Interestingly, the R squeared distribution is not normally distributed. In sum, the R squared are really small.

# Test the null using lm and SBI

`null2 <- do(1000) * lm(tip ~ shuffle(day), data = tips)`

Let’s check the \(F\) statistic. The critical value of the \(F\) statistic is, given 3 and 240 degrees of freedom (as shown by the lm output):

```
crit_f <- qf(p = 0.95,
df1 = 3,
df2 = 240)
crit_f
#> [1] 2.642213
```

Plot it:

```
null2 <- null2 %>%
mutate(top_5percent = percent_rank(F) > 0.95)
gf_histogram(~ F, data = null2,
fill =~top_5percent) %>%
gf_vline(xintercept = ~emp_F_value[1]) %>%
gf_label(label = ~ paste0("F: ",
emp_F_value[1] %>% round(2)),
x = ~ emp_F_value[1],
y = 0,
show.legend = FALSE)
```

As can be seen, the F value is not significant.
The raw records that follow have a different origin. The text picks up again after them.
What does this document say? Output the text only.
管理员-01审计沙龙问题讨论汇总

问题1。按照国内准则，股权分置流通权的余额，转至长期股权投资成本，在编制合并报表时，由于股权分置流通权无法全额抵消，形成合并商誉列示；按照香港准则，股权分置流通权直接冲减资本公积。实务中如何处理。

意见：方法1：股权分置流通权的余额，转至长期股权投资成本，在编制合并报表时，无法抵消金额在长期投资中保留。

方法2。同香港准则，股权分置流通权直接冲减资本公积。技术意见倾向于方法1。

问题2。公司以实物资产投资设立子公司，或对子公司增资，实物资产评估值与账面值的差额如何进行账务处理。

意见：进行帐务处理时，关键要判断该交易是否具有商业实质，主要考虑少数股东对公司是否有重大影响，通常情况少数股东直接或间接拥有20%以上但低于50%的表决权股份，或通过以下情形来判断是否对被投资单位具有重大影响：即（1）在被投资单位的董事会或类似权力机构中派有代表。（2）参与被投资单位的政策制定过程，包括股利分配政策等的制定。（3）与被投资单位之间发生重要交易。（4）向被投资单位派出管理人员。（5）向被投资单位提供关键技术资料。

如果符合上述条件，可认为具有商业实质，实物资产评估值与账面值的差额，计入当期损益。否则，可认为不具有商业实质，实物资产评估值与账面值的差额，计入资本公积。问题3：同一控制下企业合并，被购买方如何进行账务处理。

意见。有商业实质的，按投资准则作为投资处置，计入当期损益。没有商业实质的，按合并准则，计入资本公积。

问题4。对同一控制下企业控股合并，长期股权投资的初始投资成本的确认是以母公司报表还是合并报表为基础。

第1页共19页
Some summary statistics to this distribution:

```
favstats(~ F, data = null2)
#> min Q1 median Q3 max mean sd n
#> 0.006571185 0.3887514 0.7581193 1.293386 5.553417 0.9314424 0.7433274 1000
#> missing
#> 0
```

# Caution

Note that the ASA advises that the p-value should not be the (sole) basis of decision in any data analysis.

Bayesian statistics is a neat alternative.

# ANOVA

As can be seen, the Kruskal Wallis and the F tests yield different results. This is probably due to the fact that we tested median differences (Kruskall) and later on mean differences (F test).

As a check, here’s a standard ANOVA:

```
aov1 <- aov(tip ~ day, data = tips)
summary(aov1)
#> Df Sum Sq Mean Sq F value Pr(>F)
#> day 3 9.5 3.175 1.672 0.174
#> Residuals 240 455.7 1.899
```

Replicating the F value decision from the SBI analysis above.

# Plotting medians vs means

As a further check, let’s plot median and mean differences for the sake of comparison.

```
gf_point(tip ~ day,
data = tips,
stat = "summary",
fun = mean,
shape = 3,
size = 5,
color = "blue") +
stat_summary(geom = "point",
fun = median,
color = "red",
size = 5,
shape = 5) +
labs(caption = "Crosses: Mean, diamonds: Median")
```

As ca be seen, the median values are more spread out, hence it appears sensible that the test would get significant whereas the more clustered mean values do not show a significant difference in our test.